Es gibt auch Leute, die mal gern schnell bergauf fahren und für die sind die Routen nicht schlecht. Ebenso bieten sie ein gutes Kalt-Wetter-Terrain. Tja, und bezüglich der Beschilderung: es gibt halt auch diverse Idioten, die meinen, die Schildchen mit nach Hause nehmen zu müssen und so. Spätestens beim zweiten mal kommt dann der Flow; und ausser der Runde 10 empfiehlt es sich doch eh, mehrere Runden zu kombinieren. Aber wie gesagt, wem's zu langweilig ist, der möge einfach mal die verwendete Übersetzung überdenken.


----------



## MTB-News.de




----------



## Eifelwolf (15. August 2006)

supasini schrieb:
			
		

> ...Nach der "Schlüsselstelle" (ok, ist mehr ein Schlüsselchen, war aber sehr nass!  ) wo's zwischen den beiden engstehenden Bäumen durchgeht habe ich mich umgedreht um auf die anderen zu warten - und sehe an dem Baum das Schild von Route 7! also manche Trails sind doch dabei...


 
Tjaaa, das ist aber nicht die "offizielle" Route Nr. 7. Diese führt - siehe Karte der Kurverwaltung - nämlich etwas anders (war übrigens auch schon im Programm der MTM-Wochentour). Was Du da gesehen hast, Martin, ist eine "alternative" Beschilderung - keine Ahnung, wie die Schilder dort hingekommen sind, ich nehme an, von einheimischen Mountainbikern - und führt weiter Richtung Radioteleskop. 

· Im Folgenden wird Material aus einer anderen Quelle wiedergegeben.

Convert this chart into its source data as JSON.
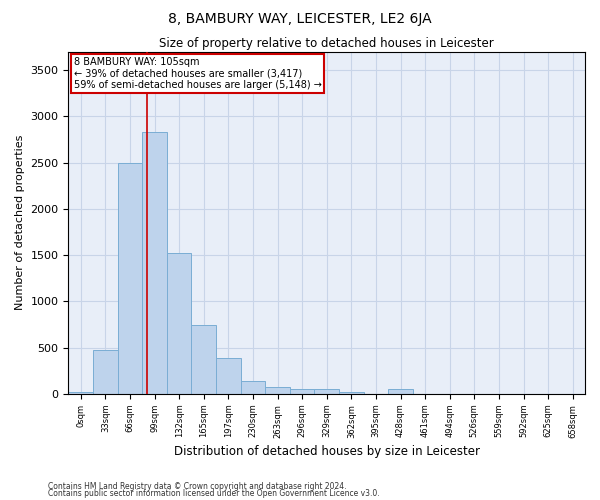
{
  "title": "8, BAMBURY WAY, LEICESTER, LE2 6JA",
  "subtitle": "Size of property relative to detached houses in Leicester",
  "xlabel": "Distribution of detached houses by size in Leicester",
  "ylabel": "Number of detached properties",
  "footnote1": "Contains HM Land Registry data © Crown copyright and database right 2024.",
  "footnote2": "Contains public sector information licensed under the Open Government Licence v3.0.",
  "bin_labels": [
    "0sqm",
    "33sqm",
    "66sqm",
    "99sqm",
    "132sqm",
    "165sqm",
    "197sqm",
    "230sqm",
    "263sqm",
    "296sqm",
    "329sqm",
    "362sqm",
    "395sqm",
    "428sqm",
    "461sqm",
    "494sqm",
    "526sqm",
    "559sqm",
    "592sqm",
    "625sqm",
    "658sqm"
  ],
  "bin_values": [
    25,
    470,
    2500,
    2830,
    1520,
    750,
    390,
    145,
    80,
    55,
    55,
    25,
    0,
    55,
    0,
    0,
    0,
    0,
    0,
    0,
    0
  ],
  "bar_color": "#bed3ec",
  "bar_edge_color": "#7aadd4",
  "grid_color": "#c8d4e8",
  "background_color": "#e8eef8",
  "red_line_x": 3.18,
  "red_line_color": "#cc0000",
  "annotation_box_text": "8 BAMBURY WAY: 105sqm\n← 39% of detached houses are smaller (3,417)\n59% of semi-detached houses are larger (5,148) →",
  "annotation_box_color": "#cc0000",
  "ylim": [
    0,
    3700
  ],
  "yticks": [
    0,
    500,
    1000,
    1500,
    2000,
    2500,
    3000,
    3500
  ]
}
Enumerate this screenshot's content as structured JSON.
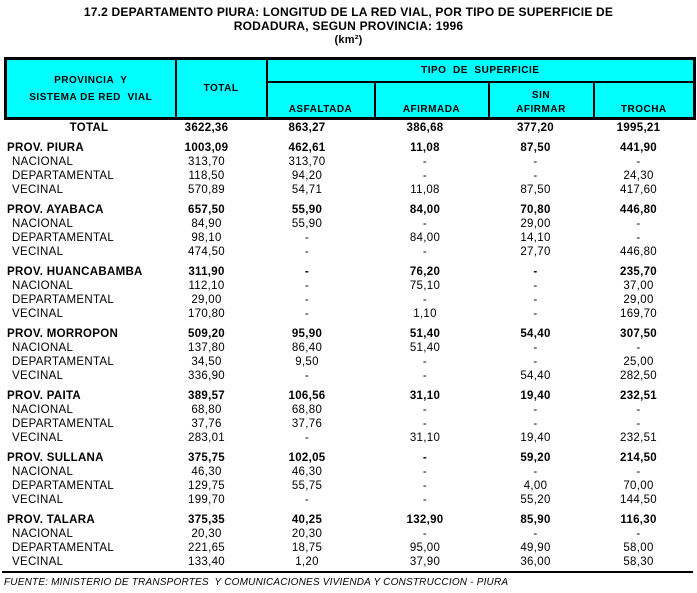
{
  "colors": {
    "header_bg": "#00ffff",
    "border": "#000000",
    "text": "#000000",
    "page_bg": "#ffffff"
  },
  "title": {
    "line1": "17.2  DEPARTAMENTO PIURA: LONGITUD DE LA RED VIAL, POR TIPO DE SUPERFICIE DE",
    "line2": "RODADURA,  SEGUN PROVINCIA: 1996",
    "unit": "(km²)"
  },
  "header": {
    "province_col": "PROVINCIA  Y\nSISTEMA DE RED  VIAL",
    "total_col": "TOTAL",
    "surface_group": "TIPO  DE  SUPERFICIE",
    "surface_cols": [
      "ASFALTADA",
      "AFIRMADA",
      "SIN\nAFIRMAR",
      "TROCHA"
    ]
  },
  "rows": [
    {
      "label": "TOTAL",
      "type": "total",
      "values": [
        "3622,36",
        "863,27",
        "386,68",
        "377,20",
        "1995,21"
      ]
    },
    {
      "label": "PROV. PIURA",
      "type": "province",
      "values": [
        "1003,09",
        "462,61",
        "11,08",
        "87,50",
        "441,90"
      ]
    },
    {
      "label": "NACIONAL",
      "type": "sub",
      "values": [
        "313,70",
        "313,70",
        "-",
        "-",
        "-"
      ]
    },
    {
      "label": "DEPARTAMENTAL",
      "type": "sub",
      "values": [
        "118,50",
        "94,20",
        "-",
        "-",
        "24,30"
      ]
    },
    {
      "label": "VECINAL",
      "type": "sub",
      "values": [
        "570,89",
        "54,71",
        "11,08",
        "87,50",
        "417,60"
      ]
    },
    {
      "label": "PROV. AYABACA",
      "type": "province",
      "values": [
        "657,50",
        "55,90",
        "84,00",
        "70,80",
        "446,80"
      ]
    },
    {
      "label": "NACIONAL",
      "type": "sub",
      "values": [
        "84,90",
        "55,90",
        "-",
        "29,00",
        "-"
      ]
    },
    {
      "label": "DEPARTAMENTAL",
      "type": "sub",
      "values": [
        "98,10",
        "-",
        "84,00",
        "14,10",
        "-"
      ]
    },
    {
      "label": "VECINAL",
      "type": "sub",
      "values": [
        "474,50",
        "-",
        "-",
        "27,70",
        "446,80"
      ]
    },
    {
      "label": "PROV. HUANCABAMBA",
      "type": "province",
      "values": [
        "311,90",
        "-",
        "76,20",
        "-",
        "235,70"
      ]
    },
    {
      "label": "NACIONAL",
      "type": "sub",
      "values": [
        "112,10",
        "-",
        "75,10",
        "-",
        "37,00"
      ]
    },
    {
      "label": "DEPARTAMENTAL",
      "type": "sub",
      "values": [
        "29,00",
        "-",
        "-",
        "-",
        "29,00"
      ]
    },
    {
      "label": "VECINAL",
      "type": "sub",
      "values": [
        "170,80",
        "-",
        "1,10",
        "-",
        "169,70"
      ]
    },
    {
      "label": "PROV. MORROPON",
      "type": "province",
      "values": [
        "509,20",
        "95,90",
        "51,40",
        "54,40",
        "307,50"
      ]
    },
    {
      "label": "NACIONAL",
      "type": "sub",
      "values": [
        "137,80",
        "86,40",
        "51,40",
        "-",
        "-"
      ]
    },
    {
      "label": "DEPARTAMENTAL",
      "type": "sub",
      "values": [
        "34,50",
        "9,50",
        "-",
        "-",
        "25,00"
      ]
    },
    {
      "label": "VECINAL",
      "type": "sub",
      "values": [
        "336,90",
        "-",
        "-",
        "54,40",
        "282,50"
      ]
    },
    {
      "label": "PROV. PAITA",
      "type": "province",
      "values": [
        "389,57",
        "106,56",
        "31,10",
        "19,40",
        "232,51"
      ]
    },
    {
      "label": "NACIONAL",
      "type": "sub",
      "values": [
        "68,80",
        "68,80",
        "-",
        "-",
        "-"
      ]
    },
    {
      "label": "DEPARTAMENTAL",
      "type": "sub",
      "values": [
        "37,76",
        "37,76",
        "-",
        "-",
        "-"
      ]
    },
    {
      "label": "VECINAL",
      "type": "sub",
      "values": [
        "283,01",
        "-",
        "31,10",
        "19,40",
        "232,51"
      ]
    },
    {
      "label": "PROV. SULLANA",
      "type": "province",
      "values": [
        "375,75",
        "102,05",
        "-",
        "59,20",
        "214,50"
      ]
    },
    {
      "label": "NACIONAL",
      "type": "sub",
      "values": [
        "46,30",
        "46,30",
        "-",
        "-",
        "-"
      ]
    },
    {
      "label": "DEPARTAMENTAL",
      "type": "sub",
      "values": [
        "129,75",
        "55,75",
        "-",
        "4,00",
        "70,00"
      ]
    },
    {
      "label": "VECINAL",
      "type": "sub",
      "values": [
        "199,70",
        "-",
        "-",
        "55,20",
        "144,50"
      ]
    },
    {
      "label": "PROV. TALARA",
      "type": "province",
      "values": [
        "375,35",
        "40,25",
        "132,90",
        "85,90",
        "116,30"
      ]
    },
    {
      "label": "NACIONAL",
      "type": "sub",
      "values": [
        "20,30",
        "20,30",
        "-",
        "-",
        "-"
      ]
    },
    {
      "label": "DEPARTAMENTAL",
      "type": "sub",
      "values": [
        "221,65",
        "18,75",
        "95,00",
        "49,90",
        "58,00"
      ]
    },
    {
      "label": "VECINAL",
      "type": "sub",
      "values": [
        "133,40",
        "1,20",
        "37,90",
        "36,00",
        "58,30"
      ]
    }
  ],
  "footer": {
    "source": "FUENTE: MINISTERIO DE TRANSPORTES  Y COMUNICACIONES VIVIENDA Y CONSTRUCCION - PIURA"
  }
}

Deine Alternative "HWW 11", wirklich ein schöner Trail, zur Kurverwaltungsroute Nr. 10 verstehe ich nicht ganz, da der HWW in Ost-West-Richtung führt und die Route Nr. 10 in dem angesprochenen Bereich Richtung Süd-Ost.... 

Zukünftig werde ich mich im Wald von Förster Wittler sehr wohl fühlen, da ja nach seiner Definition auch *Wege*lagerer nur auf autobefahrbaren Wegen anzutreffen sind....


----------



## XCRacer (15. August 2006)

supasini schrieb:
			
		

> Der Förster (Wittler, wohnt auf der Hardtburg) hat mir das mal so erklärt: er ist der Meinung, dass MTBler nur auf Wege gehören. Seine Def. eines Weges sieht aber so aus, dass der so breit ist, dass man den auch mit nem Auto befahren kann.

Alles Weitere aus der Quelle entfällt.